On the other hand, there is further proposed an optical module 103 shown in FIG. 3A, in which the optical module 103 includes a photoreception device 203 mounted on the support substrate 1 on which the optical waveguide 13 is formed monolithically, similarly to the optical module 102 of FIG. 2. In the optical module 103, the photoreception device 203 is flip-chip mounted on the support substrate 1 via a solder layer 19, wherein the photoreception device 203 is formed with a flat oblique surface 3A at the edge of the device substrate 3 so as to face the edge 13A of the optical waveguide 13 with an angle .THETA..sub.1. Thereby, the optical beam emitted from the edge surface 13A of the optical waveguide 13 is refracted by the oblique surface 3A toward the junction region 7b where the photodiode D2 is formed.
FIG. 3B shows another conventional optical module 104 that includes the optical waveguide 13 on the support substrate 1 monolithically similarly to the previous example of FIG. 3A, wherein the optical module 104 further includes a photoreception device 204 on the support substrate 1. The photoreception device 204 is formed on the device substrate 3 that has a vertical side wall with respect to the major surface of the support substrate 1, wherein the photoreception device 204 is disposed such that the foregoing vertical side wall faces the edge surface 13A of the optical waveguide 13. Thereby, the optical beam emitted from the foregoing edge surface 13A enters the device substrate 3 of the photoreception device 204 at the vertical side wall.
Further, the photoreception device 204 includes the oblique surface 3A generally at a center of the device substrate 3 with an angle .THETA..sub.2 with respect to the principal surface of the support substrate 1, wherein the oblique surface 3A of the device of FIG. 3B is covered by a reflective metal coating 15, such that the oblique surface 3A causes a reflection of the optical beam emitted from the edge surface 13A of the optical waveguide 13 and entered into the device substrate 3 at the vertical side wall, toward the diffusion region 7b. It is also possible to cause the desired deflection of the optical beam by the total reflection at the foregoing oblique surface 3A. It should be noted that the photoreception device 204 is mounted on the support substrate 1 by soldering the foregoing metal coating 15 covering the lower major surface of the device substrate 3 on the top surface of the support substrate 1.
In any of the foregoing conventional optical module structures of FIGS. 3A and 3B, the sub-mount 2 or 14 used in the previously described prior art is eliminated, and the number of the parts forming the module is reduced substantially.

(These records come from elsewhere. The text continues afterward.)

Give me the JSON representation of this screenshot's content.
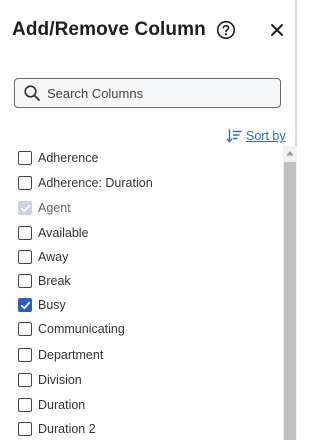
{
  "header": {
    "title": "Add/Remove Column"
  },
  "search": {
    "placeholder": "Search Columns",
    "value": ""
  },
  "sort": {
    "label": "Sort by"
  },
  "icons": {
    "help": "question-circle-icon",
    "close": "close-icon",
    "search": "search-icon",
    "sort": "sort-descending-icon"
  },
  "colors": {
    "accent": "#2a62b9",
    "link": "#2f6fb6",
    "disabled_check": "#c8d4e6"
  },
  "columns": [
    {
      "label": "Adherence",
      "checked": false,
      "disabled": false
    },
    {
      "label": "Adherence: Duration",
      "checked": false,
      "disabled": false
    },
    {
      "label": "Agent",
      "checked": true,
      "disabled": true
    },
    {
      "label": "Available",
      "checked": false,
      "disabled": false
    },
    {
      "label": "Away",
      "checked": false,
      "disabled": false
    },
    {
      "label": "Break",
      "checked": false,
      "disabled": false
    },
    {
      "label": "Busy",
      "checked": true,
      "disabled": false
    },
    {
      "label": "Communicating",
      "checked": false,
      "disabled": false
    },
    {
      "label": "Department",
      "checked": false,
      "disabled": false
    },
    {
      "label": "Division",
      "checked": false,
      "disabled": false
    },
    {
      "label": "Duration",
      "checked": false,
      "disabled": false
    },
    {
      "label": "Duration 2",
      "checked": false,
      "disabled": false
    }
  ]
}
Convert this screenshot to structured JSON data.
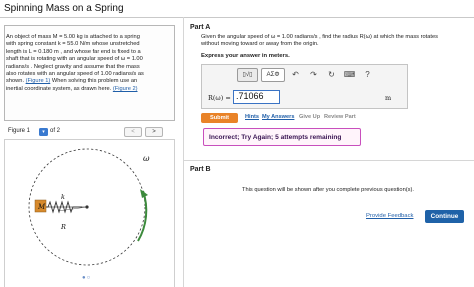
{
  "header": {
    "title": "Spinning Mass on a Spring"
  },
  "problem": {
    "lines": [
      "An object of mass M = 5.00 kg is attached to a spring",
      "with spring constant k = 55.0 N/m whose unstretched",
      "length is L = 0.180 m , and whose far end is fixed to a",
      "shaft that is rotating with an angular speed of ω = 1.00",
      "radians/s . Neglect gravity and assume that the mass",
      "also rotates with an angular speed of 1.00 radians/s as"
    ],
    "line7_prefix": "shown. ",
    "line7_link": "(Figure 1)",
    "line7_suffix": " When solving this problem use an",
    "line8_prefix": "inertial coordinate system, as drawn here. ",
    "line8_link": "(Figure 2)"
  },
  "figure": {
    "label": "Figure 1",
    "selector_icon": "chevron-down-icon",
    "of_text": "of 2",
    "prev": "<",
    "next": ">",
    "omega_label": "ω",
    "spring_label": "k",
    "mass_label": "M",
    "radius_label": "R",
    "dots": "●○",
    "colors": {
      "arrow": "#3c8a3c",
      "mass": "#d78a2c"
    }
  },
  "part_a": {
    "label": "Part A",
    "question_line1": "Given the angular speed of ω = 1.00 radians/s , find the radius R(ω) at which the mass rotates",
    "question_line2": "without moving toward or away from the origin.",
    "instruction": "Express your answer in meters.",
    "toolbar": {
      "math": "▯√▯",
      "symbols": "ΑΣΦ",
      "undo": "↶",
      "redo": "↷",
      "refresh": "↻",
      "keyboard": "⌨",
      "help": "?"
    },
    "answer_label": "R(ω) =",
    "answer_value": ".71066",
    "answer_unit": "m",
    "submit": "Submit",
    "hints": "Hints",
    "my_answers": "My Answers",
    "give_up": "Give Up",
    "review_part": "Review Part",
    "feedback": "Incorrect; Try Again; 5 attempts remaining"
  },
  "part_b": {
    "label": "Part B",
    "note": "This question will be shown after you complete previous question(s)."
  },
  "footer": {
    "provide_feedback": "Provide Feedback",
    "continue": "Continue"
  }
}
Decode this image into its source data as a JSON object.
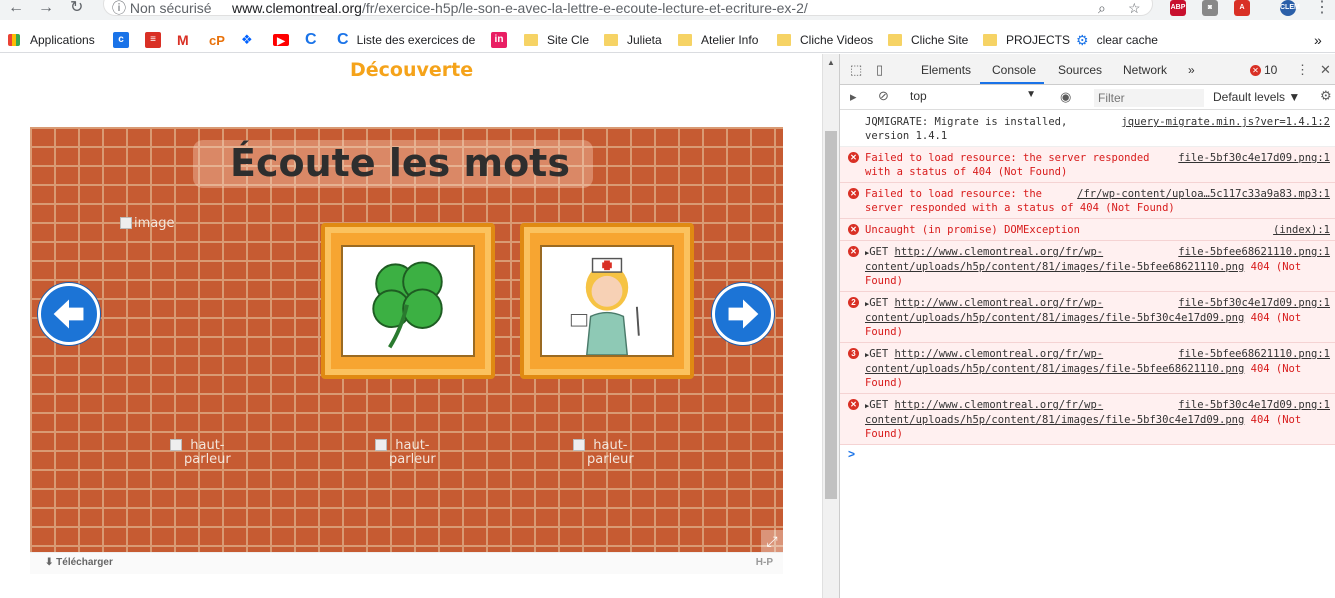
{
  "browser": {
    "security_label": "Non sécurisé",
    "url_host": "www.clemontreal.org",
    "url_path": "/fr/exercice-h5p/le-son-e-avec-la-lettre-e-ecoute-lecture-et-ecriture-ex-2/"
  },
  "extensions": [
    {
      "name": "abp",
      "label": "ABP",
      "color": "#c8102e"
    },
    {
      "name": "camera",
      "label": "",
      "color": "#888888"
    },
    {
      "name": "acrobat",
      "label": "",
      "color": "#d93025"
    },
    {
      "name": "profile",
      "label": "CLEM",
      "color": "#2b5fa8"
    }
  ],
  "bookmarks": {
    "apps_label": "Applications",
    "items": [
      {
        "label": "Liste des exercices de"
      },
      {
        "label": "Site Cle"
      },
      {
        "label": "Julieta"
      },
      {
        "label": "Atelier Info"
      },
      {
        "label": "Cliche Videos"
      },
      {
        "label": "Cliche Site"
      },
      {
        "label": "PROJECTS"
      },
      {
        "label": "clear cache"
      }
    ],
    "overflow": "»"
  },
  "page": {
    "section_title": "Découverte",
    "game_title": "Écoute les mots",
    "broken_image_alt": "image",
    "speaker_alt": "haut-parleur",
    "download_label": "Télécharger",
    "h5p_label": "H-P"
  },
  "devtools": {
    "tabs": [
      "Elements",
      "Console",
      "Sources",
      "Network"
    ],
    "active_tab": "Console",
    "more_tabs": "»",
    "error_count": "10",
    "context": "top",
    "filter_placeholder": "Filter",
    "levels": "Default levels ▼",
    "messages": [
      {
        "type": "info",
        "text": "JQMIGRATE: Migrate is installed, version 1.4.1",
        "source": "jquery-migrate.min.js?ver=1.4.1:2"
      },
      {
        "type": "error",
        "text": "Failed to load resource: the server responded with a status of 404 (Not Found)",
        "source": "file-5bf30c4e17d09.png:1"
      },
      {
        "type": "error",
        "text": "Failed to load resource: the server responded with a status of 404 (Not Found)",
        "source": "/fr/wp-content/uploa…5c117c33a9a83.mp3:1"
      },
      {
        "type": "error",
        "text": "Uncaught (in promise) DOMException",
        "source": "(index):1"
      },
      {
        "type": "error",
        "count": "",
        "verb": "GET",
        "url": "http://www.clemontreal.org/fr/wp-content/uploads/h5p/content/81/images/file-5bfee68621110.png",
        "status": "404 (Not Found)",
        "source": "file-5bfee68621110.png:1"
      },
      {
        "type": "error",
        "count": "2",
        "verb": "GET",
        "url": "http://www.clemontreal.org/fr/wp-content/uploads/h5p/content/81/images/file-5bf30c4e17d09.png",
        "status": "404 (Not Found)",
        "source": "file-5bf30c4e17d09.png:1"
      },
      {
        "type": "error",
        "count": "3",
        "verb": "GET",
        "url": "http://www.clemontreal.org/fr/wp-content/uploads/h5p/content/81/images/file-5bfee68621110.png",
        "status": "404 (Not Found)",
        "source": "file-5bfee68621110.png:1"
      },
      {
        "type": "error",
        "count": "",
        "verb": "GET",
        "url": "http://www.clemontreal.org/fr/wp-content/uploads/h5p/content/81/images/file-5bf30c4e17d09.png",
        "status": "404 (Not Found)",
        "source": "file-5bf30c4e17d09.png:1"
      }
    ],
    "prompt": ">"
  }
}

Further, the optical module structures of FIG. 3A or 3B, in which the photoreception device is mounted directly on the support substrate 1, allows an exact positioning of the photoreception device 203 or 204 on the support substrate 1 by merely using a marker M. Thus, the optical module 103 or 104 is easy for assembling, and the cost of the device is reduced substantially.
It should be noted that the construction of FIG. 2 as well as the constructions of FIGS. 3A and 3B are disclosed in the Japanese Laid-open Patent Publication 8-316506 corresponding to the U.S. patent application Ser. No. 08/552,474 filed Nov. 9, 1995, which is incorporated herein as reference. It should be noted that the foregoing Japanese Laid-open Patent Publication 8-316506 was laid-open on Nov. 29, 1996.
On the other hand, there is a further room for improvement in the optical modules 103 and 104 of FIGS. 3A and 3B with regard to size, integration density, easiness of assembling and cost.